I tried using ParallelALSFactorizationJob, but it crashes here:
Exception in thread "main" java.lang.NullPointerException
at java.lang.ProcessBuilder.start(ProcessBuilder.java:1012)
at org.apache.hadoop.util.Shell.runCommand(Shell.java:445)
at org.apache.hadoop.util.Shell.run(Shell.java:418)
at org.apache.hadoop.util.Shell$ShellCommandExecutor.execute(Shell.java:650)
at org.apache.hadoop.util.Shell.execCommand(Shell.java:739)
Command line help mentions using filesystem, but it seems it wants hadoop. How can I run it on Windows, mahout.cmd file is broken:
"===============DEPRECATION WARNING==============="
"This script is no longer supported for new drivers as of Mahout 0.10.0"
"Mahout's bash script is supported and if someone wants to contribute a fix for this"
"it would be appreciated."
So is that possible (ALS + Windows - hadoop)?
Mahout is a community-driven project and its community is very strong.
-Tiwary, C. (2015). Learning Apache Mahout.
Apache Spark is an open-source, in-memory, general purpose computing system that runs on both Windows and Unix like systems. Instead of Hadoop-like disk-based computation, Spark uses cluster memory to upload all the data into the memory, and this data can be queried repeatedly.
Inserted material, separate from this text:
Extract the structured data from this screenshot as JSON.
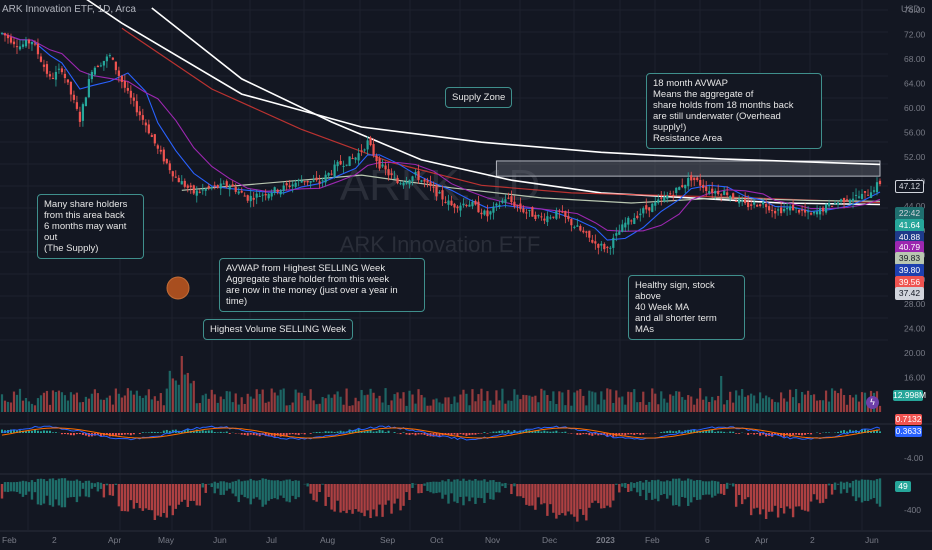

-Gupta, A (2015). Learning Apache Mahout Classification.
(This last book also provides a step by step guide Using Mahout's Spark shell (they don't use Windows and it isn't clear if they use Hadoop or not though). For more information on that topic, see the implementation section at https://mahout.apache.org/users/sparkbindings/play-with-shell.html.)
In addition to this, you can build recommendation engines using Spark such as DataFrames, RDD, Pipelines, and Transforms available in Spark MLlib and
-Gorakala, S. (2016). Building Recommendation Engines.
At this point, there's one question still to answer before answering your question: can we run Spark without Hadoop?.
So, yes, it's possible to use ALS method on Windows using Spark (without Hadoop).